I’ve been trying to cheer myself up by listening to – and transferring to digital using my USB turntable – some lovely old jazz records that I haven’t heard for ages. Not all of them came out well, but fortunately one of my all-time favourite records is actually on youtube anyway so I thought I’d put it up.
This is My Sweet Lovin’ Man recorded by King Oliver’s Creole Jazz Band on June 22nd 1923, in Chicago. It is a purely mechanical recording, meaning that the musicians stood shoulder-to-shoulder blowing into a horn causing a needle to cut the record directly onto a disk; copies would be pressed using this master which could be played back for the listener by a gramophone, usually amplified by another horn. Obviously the technology was very limited, but it’s good enough to reveal the superb musicianship involved in creating this wonderful piece of music.
I love jazz from all eras of its history, but there can’t have been many finer collections of musicians than this. It’s led by King Oliver, who plays cornet, with the young Louis Armstrong also playing cornet alongside him.
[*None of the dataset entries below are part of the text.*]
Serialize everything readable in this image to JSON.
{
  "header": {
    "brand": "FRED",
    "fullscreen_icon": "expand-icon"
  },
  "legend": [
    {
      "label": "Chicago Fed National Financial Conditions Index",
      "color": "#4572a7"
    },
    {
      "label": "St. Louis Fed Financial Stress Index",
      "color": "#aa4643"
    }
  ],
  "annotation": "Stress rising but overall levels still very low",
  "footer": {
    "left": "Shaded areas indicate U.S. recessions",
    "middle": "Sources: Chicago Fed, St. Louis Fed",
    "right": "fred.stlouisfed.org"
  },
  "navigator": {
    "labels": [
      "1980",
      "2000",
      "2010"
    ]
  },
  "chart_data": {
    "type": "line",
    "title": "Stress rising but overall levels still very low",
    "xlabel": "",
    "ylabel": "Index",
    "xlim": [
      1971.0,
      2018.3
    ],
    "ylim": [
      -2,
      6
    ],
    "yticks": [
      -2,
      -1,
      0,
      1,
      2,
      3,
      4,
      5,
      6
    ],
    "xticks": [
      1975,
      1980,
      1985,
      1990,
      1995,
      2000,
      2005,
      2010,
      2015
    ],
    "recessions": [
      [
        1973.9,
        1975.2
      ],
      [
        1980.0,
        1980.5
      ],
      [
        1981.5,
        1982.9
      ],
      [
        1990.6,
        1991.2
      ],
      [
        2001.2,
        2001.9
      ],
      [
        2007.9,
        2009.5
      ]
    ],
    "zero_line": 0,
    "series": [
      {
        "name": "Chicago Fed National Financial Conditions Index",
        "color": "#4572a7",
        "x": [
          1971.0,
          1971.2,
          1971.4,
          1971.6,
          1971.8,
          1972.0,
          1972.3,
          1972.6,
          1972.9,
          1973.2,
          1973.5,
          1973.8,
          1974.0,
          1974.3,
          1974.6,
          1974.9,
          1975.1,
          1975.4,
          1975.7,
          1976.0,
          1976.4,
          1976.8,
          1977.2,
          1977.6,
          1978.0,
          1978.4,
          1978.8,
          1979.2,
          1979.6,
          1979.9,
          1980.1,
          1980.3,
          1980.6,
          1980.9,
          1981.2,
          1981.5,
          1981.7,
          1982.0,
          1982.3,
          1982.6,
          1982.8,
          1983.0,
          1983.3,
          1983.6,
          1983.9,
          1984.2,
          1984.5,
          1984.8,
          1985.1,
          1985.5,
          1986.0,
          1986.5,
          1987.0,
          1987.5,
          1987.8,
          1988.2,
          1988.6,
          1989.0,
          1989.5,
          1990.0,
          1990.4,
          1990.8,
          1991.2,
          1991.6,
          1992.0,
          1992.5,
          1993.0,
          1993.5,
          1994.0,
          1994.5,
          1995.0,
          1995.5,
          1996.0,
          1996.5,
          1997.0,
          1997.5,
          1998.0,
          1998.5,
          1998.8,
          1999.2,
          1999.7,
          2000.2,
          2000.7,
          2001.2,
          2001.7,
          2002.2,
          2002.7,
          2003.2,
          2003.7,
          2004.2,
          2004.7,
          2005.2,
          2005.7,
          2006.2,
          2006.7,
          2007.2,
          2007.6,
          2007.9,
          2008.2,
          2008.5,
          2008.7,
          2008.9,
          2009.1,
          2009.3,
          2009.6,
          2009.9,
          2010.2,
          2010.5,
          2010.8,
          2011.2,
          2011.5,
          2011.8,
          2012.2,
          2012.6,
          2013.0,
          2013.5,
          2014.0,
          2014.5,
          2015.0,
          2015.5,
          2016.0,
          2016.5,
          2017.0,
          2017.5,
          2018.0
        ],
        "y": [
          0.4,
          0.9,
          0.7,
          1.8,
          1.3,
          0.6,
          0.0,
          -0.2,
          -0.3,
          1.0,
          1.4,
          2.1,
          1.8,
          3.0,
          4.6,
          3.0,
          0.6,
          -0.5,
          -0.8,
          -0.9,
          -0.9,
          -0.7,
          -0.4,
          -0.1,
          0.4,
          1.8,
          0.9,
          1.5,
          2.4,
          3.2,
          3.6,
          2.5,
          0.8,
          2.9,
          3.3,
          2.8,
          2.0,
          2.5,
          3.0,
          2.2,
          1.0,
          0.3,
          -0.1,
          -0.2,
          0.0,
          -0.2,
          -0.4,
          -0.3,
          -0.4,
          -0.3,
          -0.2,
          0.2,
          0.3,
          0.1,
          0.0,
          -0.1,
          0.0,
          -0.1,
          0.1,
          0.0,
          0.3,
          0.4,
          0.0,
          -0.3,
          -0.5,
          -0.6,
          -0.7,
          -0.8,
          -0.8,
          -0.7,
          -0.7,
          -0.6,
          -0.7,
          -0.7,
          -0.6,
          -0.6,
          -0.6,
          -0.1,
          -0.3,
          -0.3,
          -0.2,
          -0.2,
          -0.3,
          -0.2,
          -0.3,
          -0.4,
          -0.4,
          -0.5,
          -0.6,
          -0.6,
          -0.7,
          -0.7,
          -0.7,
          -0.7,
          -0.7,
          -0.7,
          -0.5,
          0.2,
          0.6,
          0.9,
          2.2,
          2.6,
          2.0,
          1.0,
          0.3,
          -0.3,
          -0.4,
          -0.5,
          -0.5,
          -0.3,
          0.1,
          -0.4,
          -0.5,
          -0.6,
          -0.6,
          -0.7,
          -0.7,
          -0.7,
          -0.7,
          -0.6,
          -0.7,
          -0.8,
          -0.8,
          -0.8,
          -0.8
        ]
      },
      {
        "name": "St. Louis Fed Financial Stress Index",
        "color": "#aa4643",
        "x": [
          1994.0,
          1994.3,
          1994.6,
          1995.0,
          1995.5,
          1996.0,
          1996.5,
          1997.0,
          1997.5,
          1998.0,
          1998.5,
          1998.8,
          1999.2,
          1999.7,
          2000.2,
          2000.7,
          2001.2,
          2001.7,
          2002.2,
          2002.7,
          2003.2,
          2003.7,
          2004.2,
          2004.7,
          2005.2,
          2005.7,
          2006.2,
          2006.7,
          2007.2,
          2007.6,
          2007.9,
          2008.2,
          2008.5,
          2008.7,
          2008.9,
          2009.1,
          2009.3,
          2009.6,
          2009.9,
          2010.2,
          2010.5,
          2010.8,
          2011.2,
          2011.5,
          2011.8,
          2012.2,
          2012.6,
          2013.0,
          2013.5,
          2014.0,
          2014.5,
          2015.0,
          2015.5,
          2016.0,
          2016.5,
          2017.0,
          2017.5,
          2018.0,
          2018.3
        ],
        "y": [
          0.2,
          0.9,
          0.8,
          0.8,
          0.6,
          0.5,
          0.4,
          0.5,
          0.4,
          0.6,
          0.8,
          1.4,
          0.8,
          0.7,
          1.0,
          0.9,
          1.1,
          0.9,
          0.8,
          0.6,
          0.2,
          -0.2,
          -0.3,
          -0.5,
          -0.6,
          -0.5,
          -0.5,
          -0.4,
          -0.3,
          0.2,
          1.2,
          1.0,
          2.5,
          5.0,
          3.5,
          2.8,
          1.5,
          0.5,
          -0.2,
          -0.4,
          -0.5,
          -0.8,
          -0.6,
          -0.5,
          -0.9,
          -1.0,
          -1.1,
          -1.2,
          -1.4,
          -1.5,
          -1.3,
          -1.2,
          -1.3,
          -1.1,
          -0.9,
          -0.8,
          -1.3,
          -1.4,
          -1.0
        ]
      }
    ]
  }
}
Honoré Dutrey is the trombonist and the unmistakeable clarinet sound is supplied by the great Johnny Dodds. By the way, why is Johnny Dodds’ wikipedia article so brief? He was a colossal figure in the history of jazz! I must do something about that if nobody else does…
The piece was co-written by Lil Hardin, whose lovely piano playing is unusually well recorded on this track; pianos generally proved very difficult to record with the technology available in 1923. Lil Hardin, incidentally, became Lil Armstrong when she married Louis Armstrong in February 1924. The rhythm men are Bud Scott on banjo and Warren “Baby” Dodds (Johnny’s brother) on drums, who provide an insistent yet fluid pulse underneath the rest of the band.
King Oliver’s band never used written arrangements; the musicians worked out the ensemble segments together and then played them from memory. When Louis Armstrong joined the band, King Oliver at first led on cornet, with Armstrong providing decorative embellishments, but later on the two cornettists developed such an understanding that they were able to swap leads almost telepathically. Their playing together on this track is sublime. The improvised counterpoint provided by Johnny Dodds and Honoré Dutrey is also breathtakingly beautiful. Although it was recorded in Chicago, this is the classic form of New Orleans polyphony sustained throughout at the very highest level.
I think this is one of the greatest jazz records of all time, but it also reminds me that there was a move some time ago to refer to jazz as black classical music. It never caught on, but in this case the term seems to me to be perfectly apt. Anyway, I hope you enjoy it as much as I do.